On the other hand, although a particular workplace may not be inherently dangerous, the stress of the job can still cause injury and illness to employees. In situations where stress has caused a workplace injury, one may wonder whether workers’ compensation is available to injured party. One New York court has recently addressed this issue.
In this case, a man was working as the manager for a grocery store on a Super Bowl Sunday. During his shift, he got into a fight with an unsatisfied customer. Hours after the altercation with the customer, while still at work, the man suffered a heart attack and died as a result. His widow then filed for workers’ compensation death benefits. She claimed that the stress of the fight with the customer and the stress of running the store on such a busy day caused the heart attack and his subsequent death.
When a Workers’ Compensation Law Judge denied coverage to the man’s widow, the case was appealed. The Workers’ Compensation Board and the New York Appeals Court both sided with the woman. The court claimed that since the stress of the altercation likely caused the heart attack, the death could be considered work related, even though the fight occurred hours before his death.

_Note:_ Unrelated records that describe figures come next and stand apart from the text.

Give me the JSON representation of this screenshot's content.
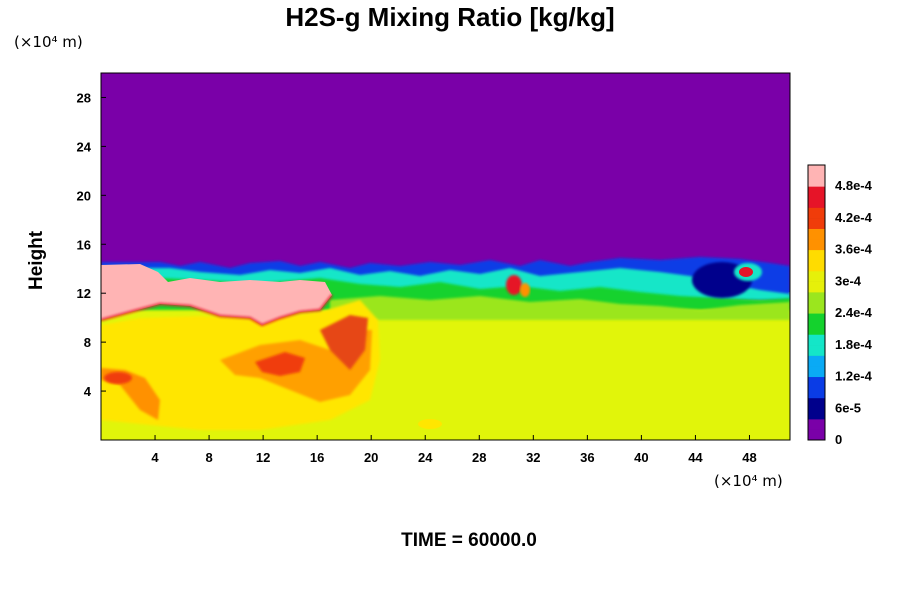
{
  "chart_data": {
    "type": "heatmap",
    "title": "H2S-g Mixing Ratio [kg/kg]",
    "ylabel": "Height",
    "x_unit": "(×10⁴ m)",
    "y_unit": "(×10⁴ m)",
    "footer": "TIME = 60000.0",
    "xlim": [
      0,
      51
    ],
    "ylim": [
      0,
      30
    ],
    "x_ticks": [
      4,
      8,
      12,
      16,
      20,
      24,
      28,
      32,
      36,
      40,
      44,
      48
    ],
    "x_tick_labels": [
      "4",
      "8",
      "12",
      "16",
      "20",
      "24",
      "28",
      "32",
      "36",
      "40",
      "44",
      "48"
    ],
    "y_ticks": [
      4,
      8,
      12,
      16,
      20,
      24,
      28
    ],
    "y_tick_labels": [
      "4",
      "8",
      "12",
      "16",
      "20",
      "24",
      "28"
    ],
    "colorbar": {
      "range": [
        0,
        0.00052
      ],
      "tick_values": [
        0,
        6e-05,
        0.00012,
        0.00018,
        0.00024,
        0.0003,
        0.00036,
        0.00042,
        0.00048
      ],
      "tick_labels": [
        "0",
        "6e-5",
        "1.2e-4",
        "1.8e-4",
        "2.4e-4",
        "3e-4",
        "3.6e-4",
        "4.2e-4",
        "4.8e-4"
      ],
      "colors": [
        "#7a00a8",
        "#00008c",
        "#0a3ce6",
        "#0aaaf5",
        "#14e6c8",
        "#14d22d",
        "#9be61e",
        "#e6f00a",
        "#ffdc00",
        "#ff9100",
        "#f03c0a",
        "#e61428",
        "#ffb4b4"
      ]
    },
    "field_description_regions": {
      "background_upper": 0,
      "background_lower": 0.00033,
      "plume_core_left": 0.0005,
      "plume_hot_spot": 0.00044
    }
  }
}
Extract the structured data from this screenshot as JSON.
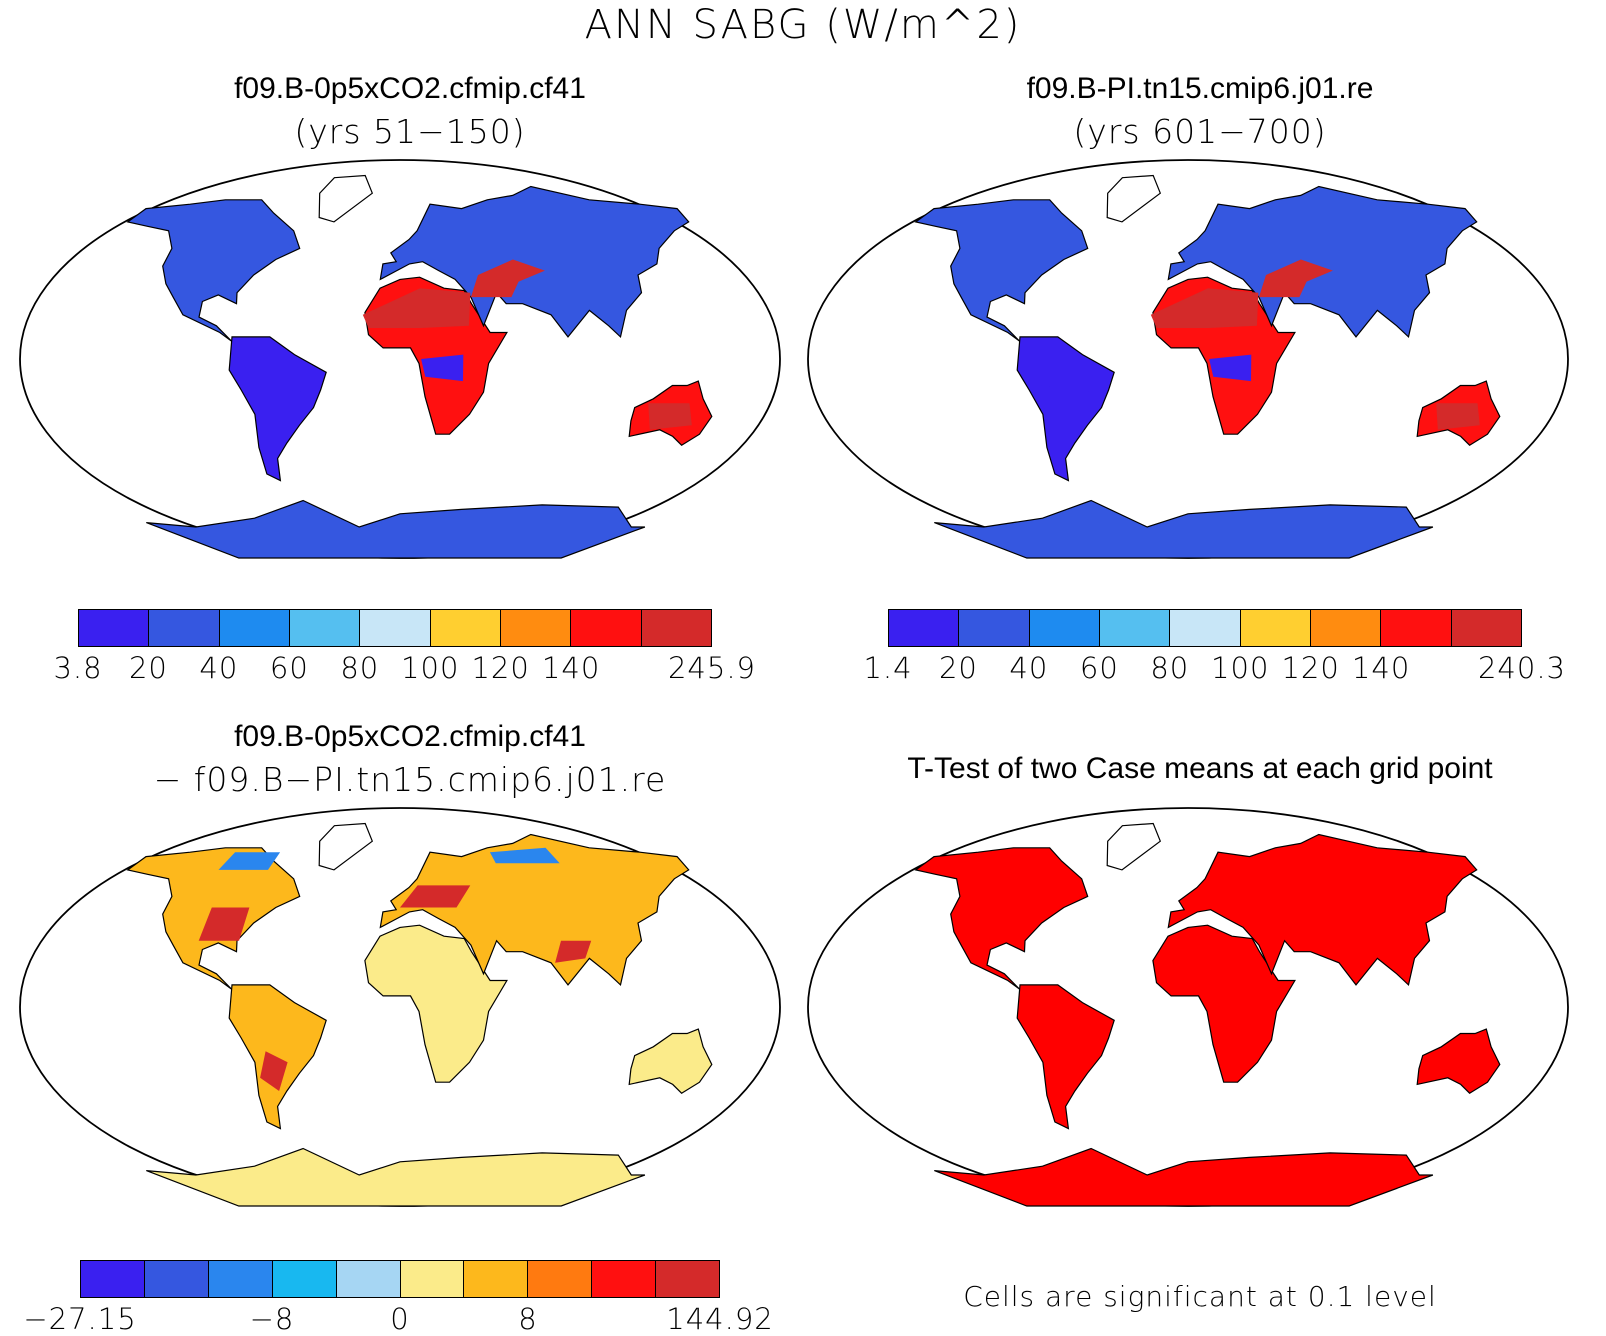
{
  "title": "ANN SABG (W/m^2)",
  "panels": [
    {
      "case": "f09.B-0p5xCO2.cfmip.cf41",
      "subtitle": "(yrs 51−150)",
      "colorbar": {
        "colors": [
          "#3a20f0",
          "#3557e0",
          "#1e8bf0",
          "#55bff0",
          "#c8e6f7",
          "#ffcf30",
          "#ff8c10",
          "#ff1010",
          "#d42a2a"
        ],
        "labels": [
          "3.8",
          "20",
          "40",
          "60",
          "80",
          "100",
          "120",
          "140",
          "245.9"
        ]
      }
    },
    {
      "case": "f09.B-PI.tn15.cmip6.j01.re",
      "subtitle": "(yrs 601−700)",
      "colorbar": {
        "colors": [
          "#3a20f0",
          "#3557e0",
          "#1e8bf0",
          "#55bff0",
          "#c8e6f7",
          "#ffcf30",
          "#ff8c10",
          "#ff1010",
          "#d42a2a"
        ],
        "labels": [
          "1.4",
          "20",
          "40",
          "60",
          "80",
          "100",
          "120",
          "140",
          "240.3"
        ]
      }
    },
    {
      "case": "f09.B-0p5xCO2.cfmip.cf41",
      "subtitle": "− f09.B−PI.tn15.cmip6.j01.re",
      "colorbar": {
        "colors": [
          "#3a20f0",
          "#3557e0",
          "#2a86ee",
          "#18b8f0",
          "#a6d6f3",
          "#fbeb8a",
          "#fdb81c",
          "#ff7a10",
          "#ff1010",
          "#d42a2a"
        ],
        "labels": [
          "−27.15",
          "−8",
          "0",
          "8",
          "144.92"
        ]
      }
    },
    {
      "title": "T-Test of two Case means at each grid point",
      "footnote": "Cells are significant at 0.1 level",
      "fill_color": "#ff0000"
    }
  ]
}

This ruling could open up the possibility for other workers to receive compensations for work related injuries or illnesses caused by stress. The widow’s efforts prove how important it is to be persistent in workers’ compensation cases, and not to simply give up when an employer denies benefits. Though the loss of her husband is still undoubtedly painful to the woman, at least she will not have to suffer the added financial strain brought on by the man’s untimely death.